Кроме того кастелянша Ким, престарелая долгоязая и худая тётка, которую местные называли «Мечта дальнобойщика», выдала нам по синтепоновому одеялу и синтепоновой подушечке, которые у нас обычно подкладываются на жёсткие стулья под зад. Нам же предлагалось подкладывать её под голову. Затем отвели за белы рученьки в наши апартаменты.

Первый раз в жизни мне предстояло жить в деревянном бараке, обшитом листовым железом, которое громыхало на ветру, коих тут предостаточно.

На первом этаже было 6 мужских комнат, душ/уборная, стиральная машина в коридоре и лестница на второй этаж для девушек, куда нам было строго–настрого запрещено подниматься, под угрозой увольнения. Но в правилах непредусмотрительно было не запрещено девушкам спускаться в комнаты внизу.

Когда мы вселились в свою комнату, в ней уже обитали двое турков с которыми мы быстро наладили приятельские отношения, стоило мне признаться в любви к турецкой кухне.

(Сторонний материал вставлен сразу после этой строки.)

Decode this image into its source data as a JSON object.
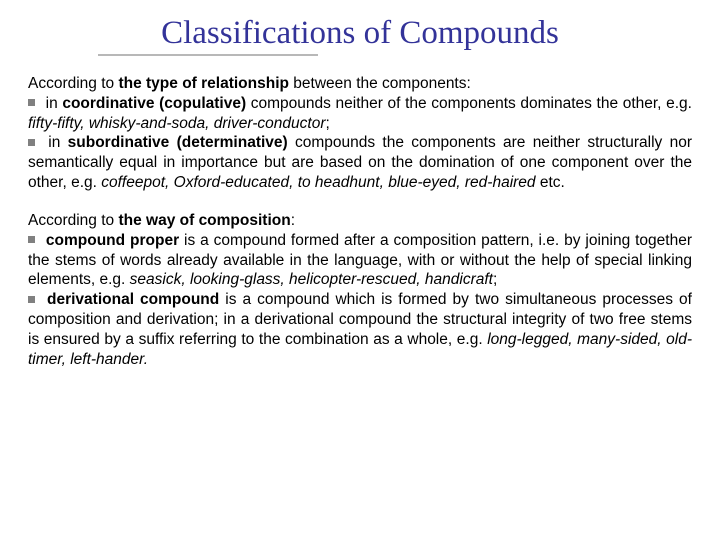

Adana Kebab, Pide и айран сближают.

Старой промышленной стиральная машина стоявшей в коридоре, воспользоваться я не решился из брезгливости, решив выкидывать вещи, нуждающиеся в стирке; благо взял я их с собой предостаточно.

Кроме этого была на нашем этаже мужская душевая с 4 душевыми кабинками, 3 унитазами (с типичным для США уровнем воды в них) и двойным умывальником. Вода в душе бралась напрямую из реки, поэтому жёсткость у неё была на непотребно высоком уровне. Хотя, отработав пару смен, я перестал обращать внимание на это. Ещё одним воспоминанием, связанным с душем, остался запах геля для душа. Стоит мне теперь его почувствовать, так сразу такой флешбек нападает.

Так как мы приехали вечером, то работать нам предстояло только на следующий день. Поэтому у нас было свободное время, во время которого мы поужинали в заводской столовке и прогулялись по территории, надев новые модные сапоги по 15 баксов за пару.

И пошли пешком на соседний завод,к знакомым моего друга, где я встретил знакомую девочку, с которой мы вместе модерируем форум одесского рок–клуба. Такая себе встреча на Эльбе. Первое, что она мне сказала: «Валите отсюда, пока не ввязались! Мы тут уже неделю и лучше не становится. Привыкнуть к этому говну не получается. У них был брейк, то есть перерыв, во время которого можно было выпить горячего кофе и перекусить что–то высококалорийное и богатое глюкозой — пирожные, мерзкие, сладкие и практически безвкусные.

Вдоль дороги периодически попадались пикапы. Большинство заводилось без ключей и никто их не угонял, потому как особо ехать некуда было. Этот округ изолирован и добраться до большой земли можно только по воде или по воздуху.

Насмотревшись на всякое, мы отправились спать, чтобы со свежими силами приняться за работу на следующий день.

3. Сортировка, заморозка и складирование мороженой рыбы, которыми занимался т.н. Холодный цех, куда нас и назначили, как и остальных участников студенческой программы.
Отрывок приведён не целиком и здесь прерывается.